Hasta no hace mucho, los conceptos de democracia y dictadura no desafiaban la imaginación de los latinoamericanos con su ambigüedad actual. Se trataba, como escribía a mediados del siglo pasado Germán Arciniegas, de pronunciarse por la libertad o el miedo. Un dilema terrible pero nada complejo. Lo uno o lo otro. Nada más.
La medianoche del 3 al 4 de febrero de 1992 esta percepción más o menos simple del proceso político cambió bruscamente en Venezuela, pero nadie parece haberse dado cuenta entonces de que la frustrada intentona golpista le imprimía a la historia del país un rumbo catastrófico, aunque todavía inescrutable.

Años antes, en 1940, los comunistas cubanos se le habían anticipado a Hugo Chávez, pero de un modo mucho menos dramático.
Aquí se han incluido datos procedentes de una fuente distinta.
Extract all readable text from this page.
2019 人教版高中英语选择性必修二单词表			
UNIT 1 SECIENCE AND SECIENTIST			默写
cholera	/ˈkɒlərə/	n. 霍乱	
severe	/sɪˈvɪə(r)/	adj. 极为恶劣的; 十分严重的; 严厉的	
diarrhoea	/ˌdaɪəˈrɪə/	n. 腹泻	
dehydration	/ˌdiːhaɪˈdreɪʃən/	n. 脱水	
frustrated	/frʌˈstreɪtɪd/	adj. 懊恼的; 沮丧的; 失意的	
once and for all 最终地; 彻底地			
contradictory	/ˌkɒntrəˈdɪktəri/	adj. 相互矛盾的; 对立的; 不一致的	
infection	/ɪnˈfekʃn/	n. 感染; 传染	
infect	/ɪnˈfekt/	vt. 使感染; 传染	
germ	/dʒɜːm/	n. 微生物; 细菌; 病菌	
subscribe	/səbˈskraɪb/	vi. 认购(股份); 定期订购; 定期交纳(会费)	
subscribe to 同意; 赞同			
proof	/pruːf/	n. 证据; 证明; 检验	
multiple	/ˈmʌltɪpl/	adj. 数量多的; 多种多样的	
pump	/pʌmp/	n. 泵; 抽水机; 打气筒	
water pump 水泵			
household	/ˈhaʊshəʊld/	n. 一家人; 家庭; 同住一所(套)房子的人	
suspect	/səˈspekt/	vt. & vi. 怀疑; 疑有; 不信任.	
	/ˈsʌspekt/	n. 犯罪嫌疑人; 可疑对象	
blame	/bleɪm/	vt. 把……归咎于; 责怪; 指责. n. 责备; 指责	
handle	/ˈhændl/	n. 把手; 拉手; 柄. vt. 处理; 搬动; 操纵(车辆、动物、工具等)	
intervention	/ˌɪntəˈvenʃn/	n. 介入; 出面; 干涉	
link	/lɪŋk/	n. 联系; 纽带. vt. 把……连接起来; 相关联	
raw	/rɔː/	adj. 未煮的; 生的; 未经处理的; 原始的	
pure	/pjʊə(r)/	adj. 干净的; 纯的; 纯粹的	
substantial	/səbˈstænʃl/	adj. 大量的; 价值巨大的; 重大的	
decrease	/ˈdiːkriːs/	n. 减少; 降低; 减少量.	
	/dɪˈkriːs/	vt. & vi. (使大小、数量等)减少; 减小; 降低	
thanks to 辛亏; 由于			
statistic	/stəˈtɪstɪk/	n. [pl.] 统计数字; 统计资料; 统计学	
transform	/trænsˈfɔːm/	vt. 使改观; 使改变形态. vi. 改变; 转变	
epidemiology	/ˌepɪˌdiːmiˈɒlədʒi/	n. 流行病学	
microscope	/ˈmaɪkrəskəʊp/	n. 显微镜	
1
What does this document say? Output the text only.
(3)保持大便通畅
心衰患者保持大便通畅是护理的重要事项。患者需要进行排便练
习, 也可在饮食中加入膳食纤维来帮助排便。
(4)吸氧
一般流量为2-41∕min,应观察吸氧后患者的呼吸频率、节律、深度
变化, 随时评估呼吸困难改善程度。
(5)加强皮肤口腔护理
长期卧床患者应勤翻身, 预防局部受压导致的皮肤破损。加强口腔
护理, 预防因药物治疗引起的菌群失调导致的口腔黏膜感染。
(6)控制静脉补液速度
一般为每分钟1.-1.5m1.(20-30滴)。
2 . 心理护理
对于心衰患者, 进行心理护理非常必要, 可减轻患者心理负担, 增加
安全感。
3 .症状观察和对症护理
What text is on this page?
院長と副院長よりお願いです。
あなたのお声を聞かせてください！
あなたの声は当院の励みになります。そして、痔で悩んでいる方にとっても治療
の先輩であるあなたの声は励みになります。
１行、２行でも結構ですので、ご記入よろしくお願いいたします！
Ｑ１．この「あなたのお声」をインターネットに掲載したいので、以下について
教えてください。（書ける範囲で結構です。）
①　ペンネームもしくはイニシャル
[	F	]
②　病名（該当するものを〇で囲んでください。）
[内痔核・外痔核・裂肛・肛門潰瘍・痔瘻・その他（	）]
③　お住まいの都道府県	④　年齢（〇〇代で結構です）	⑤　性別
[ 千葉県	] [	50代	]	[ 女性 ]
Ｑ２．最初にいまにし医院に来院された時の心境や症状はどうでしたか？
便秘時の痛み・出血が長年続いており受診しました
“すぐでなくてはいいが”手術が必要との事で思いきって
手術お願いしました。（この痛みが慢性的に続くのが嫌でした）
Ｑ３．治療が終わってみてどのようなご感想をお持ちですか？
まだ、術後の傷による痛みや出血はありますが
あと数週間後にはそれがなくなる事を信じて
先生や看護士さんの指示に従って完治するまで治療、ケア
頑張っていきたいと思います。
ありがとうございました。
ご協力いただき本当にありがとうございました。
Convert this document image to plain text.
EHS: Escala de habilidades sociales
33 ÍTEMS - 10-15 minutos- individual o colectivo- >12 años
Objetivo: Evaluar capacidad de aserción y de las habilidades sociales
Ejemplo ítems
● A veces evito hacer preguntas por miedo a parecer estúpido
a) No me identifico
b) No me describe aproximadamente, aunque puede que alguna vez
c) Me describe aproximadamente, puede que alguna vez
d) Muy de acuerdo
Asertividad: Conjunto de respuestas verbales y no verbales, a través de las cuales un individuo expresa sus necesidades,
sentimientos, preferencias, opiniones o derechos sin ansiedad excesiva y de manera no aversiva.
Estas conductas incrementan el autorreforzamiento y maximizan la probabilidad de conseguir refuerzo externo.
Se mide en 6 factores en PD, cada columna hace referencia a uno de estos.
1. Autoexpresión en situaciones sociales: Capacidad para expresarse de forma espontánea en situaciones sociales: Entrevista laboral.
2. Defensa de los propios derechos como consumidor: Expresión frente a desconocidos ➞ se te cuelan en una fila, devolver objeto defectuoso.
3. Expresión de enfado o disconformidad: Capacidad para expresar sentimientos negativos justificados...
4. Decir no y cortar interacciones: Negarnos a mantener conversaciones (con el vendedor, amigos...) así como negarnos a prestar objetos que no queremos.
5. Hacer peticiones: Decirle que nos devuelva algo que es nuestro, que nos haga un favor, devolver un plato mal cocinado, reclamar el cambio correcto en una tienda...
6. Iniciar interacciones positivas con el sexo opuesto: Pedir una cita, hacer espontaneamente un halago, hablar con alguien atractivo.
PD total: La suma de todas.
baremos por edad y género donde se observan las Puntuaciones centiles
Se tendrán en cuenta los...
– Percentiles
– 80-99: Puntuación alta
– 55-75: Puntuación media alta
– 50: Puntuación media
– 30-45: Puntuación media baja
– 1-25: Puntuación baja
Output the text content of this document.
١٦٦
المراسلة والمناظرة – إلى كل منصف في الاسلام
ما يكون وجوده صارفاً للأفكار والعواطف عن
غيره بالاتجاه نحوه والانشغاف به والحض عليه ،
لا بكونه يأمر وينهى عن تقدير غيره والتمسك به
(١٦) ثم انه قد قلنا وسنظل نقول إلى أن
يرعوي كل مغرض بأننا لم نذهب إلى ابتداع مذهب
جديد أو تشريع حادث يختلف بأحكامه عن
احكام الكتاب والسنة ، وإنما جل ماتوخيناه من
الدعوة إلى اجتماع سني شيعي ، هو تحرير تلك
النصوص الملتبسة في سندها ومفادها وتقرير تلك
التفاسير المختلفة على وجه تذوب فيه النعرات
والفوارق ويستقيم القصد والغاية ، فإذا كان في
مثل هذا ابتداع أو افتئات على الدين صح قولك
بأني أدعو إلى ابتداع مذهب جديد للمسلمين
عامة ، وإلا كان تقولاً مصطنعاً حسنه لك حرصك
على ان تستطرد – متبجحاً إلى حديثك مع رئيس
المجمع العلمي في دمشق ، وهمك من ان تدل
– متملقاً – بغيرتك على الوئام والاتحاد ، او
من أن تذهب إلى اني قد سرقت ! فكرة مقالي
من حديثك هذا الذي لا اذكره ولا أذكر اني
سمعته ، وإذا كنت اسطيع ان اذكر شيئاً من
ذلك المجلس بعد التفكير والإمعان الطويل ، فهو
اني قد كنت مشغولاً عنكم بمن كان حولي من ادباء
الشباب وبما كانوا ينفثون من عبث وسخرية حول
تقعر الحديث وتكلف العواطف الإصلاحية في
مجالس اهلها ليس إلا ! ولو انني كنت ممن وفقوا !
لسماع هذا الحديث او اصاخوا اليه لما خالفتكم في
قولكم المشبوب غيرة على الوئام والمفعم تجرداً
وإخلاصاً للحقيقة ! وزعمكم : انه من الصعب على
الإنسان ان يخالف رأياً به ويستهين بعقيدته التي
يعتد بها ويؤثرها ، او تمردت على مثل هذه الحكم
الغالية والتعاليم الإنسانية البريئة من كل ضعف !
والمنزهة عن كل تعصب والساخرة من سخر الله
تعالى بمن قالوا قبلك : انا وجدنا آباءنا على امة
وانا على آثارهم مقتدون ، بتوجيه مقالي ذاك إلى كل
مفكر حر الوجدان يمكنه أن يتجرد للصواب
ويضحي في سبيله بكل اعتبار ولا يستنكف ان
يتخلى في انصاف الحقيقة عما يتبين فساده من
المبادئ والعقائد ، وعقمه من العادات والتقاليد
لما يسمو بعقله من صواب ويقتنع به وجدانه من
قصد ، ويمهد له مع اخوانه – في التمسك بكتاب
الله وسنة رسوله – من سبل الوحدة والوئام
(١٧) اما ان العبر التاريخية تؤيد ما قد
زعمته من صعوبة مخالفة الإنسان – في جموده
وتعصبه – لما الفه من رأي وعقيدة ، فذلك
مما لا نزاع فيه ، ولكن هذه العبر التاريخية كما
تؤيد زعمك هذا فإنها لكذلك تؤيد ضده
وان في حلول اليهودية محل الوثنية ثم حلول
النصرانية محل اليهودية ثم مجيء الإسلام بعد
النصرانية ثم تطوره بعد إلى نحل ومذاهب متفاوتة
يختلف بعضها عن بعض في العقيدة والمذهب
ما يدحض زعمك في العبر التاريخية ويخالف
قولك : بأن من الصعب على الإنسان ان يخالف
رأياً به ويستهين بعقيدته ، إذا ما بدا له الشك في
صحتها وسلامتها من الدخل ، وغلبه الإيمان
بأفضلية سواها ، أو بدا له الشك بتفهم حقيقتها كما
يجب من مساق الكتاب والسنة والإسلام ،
A pesar de su sangrienta derrota en España, la estrategia estalinista del "frente popular" estaba en su apogeo. En La Habana no hubo, pues, sorpresa, ni se sintió repugnancia alguna, cuando el Partido se alió con Fulgencio Batista. "Este es el hombre", fue la consigna que lanzó el Partido a los cuatro vientos para promover la candidatura presidencial de aquel sargento taquígrafo que ya llevaba 7 años gobernando a Cuba desde la trastienda de los cuarteles, así que con su victoria, 2 destacados miembros del buró central, Juan Marinelo y Carlos Rafael Rodríguez, ingresaron al Gabinete ejecutivo de Batista.

Rodríguez se uniría a la guerrilla antibatistiana del 26 de julio en la Sierra Maestra 18 años después, y se convertiría en el principal asesor político de Fidel Castro durante los 40 años siguientes.

Este novedoso flujo y reflujo de visiones del mundo tan dispares produjo en Venezuela dos hechos de gran significación política a principios de los años sesenta, los alzamientos cívico-militares de Carúpano y Puerto Cabello. Alzamientos que no iban dirigidos contra ninguna dictadura, sino contra la naciente democracia venezolana. No en balde, ambas acciones militares, al igual que la organización del movimiento guerrillero venezolano, fueron directamente auspiciadas por Fidel Castro.

Cuando Chávez trató de tomar el poder a cañonazos el 4 de febrero, ya se habían olvidado aquellos primeros contratiempos. También se había esfumado el alentador aroma del 23 de enero. Vivíamos, era imposible negarlo, en democracia, pero en una democracia que de democracia apenas conservaba el valor formal de sus elecciones quinquenales.

La pobreza de muchos crecía, la riqueza y la locura consumista de otros eran motivo de escándalo en las principales capitales del mundo. El "ta’ barato, dame dos" resumió durante años las señas de identidad de un colectivo que se negaba tercamente a reconocer el lodazal en que se hundía.

Ni siquiera el Viernes Negro, la impudicia del mejor financiamiento del mundo y el aldabonazo del Caracazo bastaron para despertar al país. En ese marco de indescriptible insensibilidad política y social se lanzó Chávez a su aventura filibustera. Golpe militar, por cierto, que provocó el rechazo de los venezolanos y de la comunidad internacional. Hasta Fidel Castro se solidarizó entonces con la democracia venezolana y con Carlos Andrés Pérez, y José Vicente Rangel declaró con firmeza que "todo el pueblo está contra el golpe." Poco duró la fiesta. Al salir de Yare gracias a la mano bondadosa de Rafael Caldera, Chávez echó por la borda a sus aliados carapintadas argentinos, afianzó su alianza con la izquierda venezolana que lo venía visitando en prisión y sedujo a Castro en La Habana con su discurso sobre el mar de la felicidad cubana.

El resto lo conocemos demasiado bien. Desmoronamiento final de Acción Democrática y Copei, triunfo electoral de Chávez, complicidad de Cecilia Sosa para permitir la convocatoria inconstitucional de una Asamblea Constituyente cuya finalidad era abolir los fundamentos de la democracia.

Desde entonces, paso a paso, con el alza excepcional de los precios del petróleo, Chávez pudo imponer su populismo dentro y fuera de Venezuela.

Y el disimulo para desdibujar en lo posible el carácter militar, personal y corrupto del régimen. Hasta llegar finalmente al día de hoy, sin democracia, ni dictadura. Eso sí, con mucho miedo. En mitad del reino de la ambigüedad y de las condiciones más propicias para que los pescadores mejor adiestrados en la faena puedan medrar a su antojo en las aguas revueltas de un río que no va a dar precisamente a la mar, sino a otra parte. Al menos, por ahora.